When you have dough rolled out, brush dough with water; not too much or the sweet roll will "fall apart" during last rise. Just enough for filling to cling to dough. Generously sprinkle the filling from one long edge to the other, leaving about 1/4" of one long edge free of filling. Roll the dough slowly to form a long "roll". Pay attention to keeping "ends" of the roll as even as possible, working the ends to be even is necessary until all that is left to roll is the 1/4" long edge border without filling. Brush water or an egg white wash on this 1/4" and seal the roll; gently pinching the roll to seal if necessary.

Using dental floss, cut the long roll into 1 1/2" - 2" sections and place in well buttered 13" x 9" glass baking dish.

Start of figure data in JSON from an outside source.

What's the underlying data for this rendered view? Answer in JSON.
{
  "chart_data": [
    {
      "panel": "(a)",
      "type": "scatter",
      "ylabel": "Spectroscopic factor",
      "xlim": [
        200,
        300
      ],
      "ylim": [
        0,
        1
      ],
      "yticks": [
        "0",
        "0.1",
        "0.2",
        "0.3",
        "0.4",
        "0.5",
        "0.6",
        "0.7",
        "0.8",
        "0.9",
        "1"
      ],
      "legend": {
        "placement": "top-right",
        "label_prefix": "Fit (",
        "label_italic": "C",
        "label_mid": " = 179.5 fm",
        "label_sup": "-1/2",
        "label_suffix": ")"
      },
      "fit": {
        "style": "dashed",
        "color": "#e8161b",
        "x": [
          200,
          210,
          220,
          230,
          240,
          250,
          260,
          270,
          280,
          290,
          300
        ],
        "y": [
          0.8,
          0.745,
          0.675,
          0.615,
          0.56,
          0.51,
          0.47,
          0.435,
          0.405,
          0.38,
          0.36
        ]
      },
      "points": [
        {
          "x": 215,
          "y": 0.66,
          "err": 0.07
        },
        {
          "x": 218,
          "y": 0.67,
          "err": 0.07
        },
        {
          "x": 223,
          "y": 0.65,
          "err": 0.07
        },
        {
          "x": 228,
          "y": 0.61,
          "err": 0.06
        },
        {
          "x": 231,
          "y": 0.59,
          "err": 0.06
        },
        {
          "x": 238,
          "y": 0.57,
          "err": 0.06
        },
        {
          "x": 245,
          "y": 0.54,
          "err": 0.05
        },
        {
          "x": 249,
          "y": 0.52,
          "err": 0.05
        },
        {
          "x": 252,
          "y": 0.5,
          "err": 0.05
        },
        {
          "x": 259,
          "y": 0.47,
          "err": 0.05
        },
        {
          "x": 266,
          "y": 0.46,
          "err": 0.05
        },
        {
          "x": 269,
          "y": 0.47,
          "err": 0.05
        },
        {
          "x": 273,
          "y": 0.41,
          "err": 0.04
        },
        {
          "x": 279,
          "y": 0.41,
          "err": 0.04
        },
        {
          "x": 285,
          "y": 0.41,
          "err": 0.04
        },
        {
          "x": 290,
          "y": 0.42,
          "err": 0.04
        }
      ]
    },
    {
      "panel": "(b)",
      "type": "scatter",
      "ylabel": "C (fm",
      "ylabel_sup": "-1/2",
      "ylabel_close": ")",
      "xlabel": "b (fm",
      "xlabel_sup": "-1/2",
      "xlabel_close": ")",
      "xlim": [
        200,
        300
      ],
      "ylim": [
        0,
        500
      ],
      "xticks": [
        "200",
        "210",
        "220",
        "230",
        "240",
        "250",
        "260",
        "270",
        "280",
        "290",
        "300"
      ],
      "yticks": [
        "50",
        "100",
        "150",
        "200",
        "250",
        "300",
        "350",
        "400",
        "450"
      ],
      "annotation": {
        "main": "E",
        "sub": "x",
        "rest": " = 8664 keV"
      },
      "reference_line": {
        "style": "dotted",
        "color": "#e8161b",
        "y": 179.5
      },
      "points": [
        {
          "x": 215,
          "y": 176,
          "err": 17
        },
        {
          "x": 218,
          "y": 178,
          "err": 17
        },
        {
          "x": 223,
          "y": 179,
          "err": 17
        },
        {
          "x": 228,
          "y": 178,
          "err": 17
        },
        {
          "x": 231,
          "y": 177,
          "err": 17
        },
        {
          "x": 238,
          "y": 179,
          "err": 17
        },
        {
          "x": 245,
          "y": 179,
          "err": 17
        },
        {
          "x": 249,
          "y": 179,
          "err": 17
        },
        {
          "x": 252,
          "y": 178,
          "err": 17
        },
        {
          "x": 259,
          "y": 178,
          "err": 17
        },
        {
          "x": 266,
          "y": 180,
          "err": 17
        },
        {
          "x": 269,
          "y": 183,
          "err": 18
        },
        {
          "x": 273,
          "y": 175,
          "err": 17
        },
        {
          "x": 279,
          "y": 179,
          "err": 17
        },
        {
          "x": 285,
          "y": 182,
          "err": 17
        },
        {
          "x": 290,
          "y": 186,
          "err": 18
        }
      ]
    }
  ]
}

Repeat method with remaining dough. (You may need to also use a second baking dish)

Cover baking dish with plastic wrap and let rise 8 - 12 hours or until rolls are almost doubled.

Baking: Bake Rolls at 350 Degrees for 45 minutes or until internal temperature of roll is 190 degrees. Let completely cool (1 to 2 hours) and frost.

Don't try and halve this recipe. If it makes too many rolls for you, just bake them and freeze them without frosting them. When you want a roll, take a few out of the freezer, let them come to room temperature, pop them in the microwave for a 20 seconds and then frost them.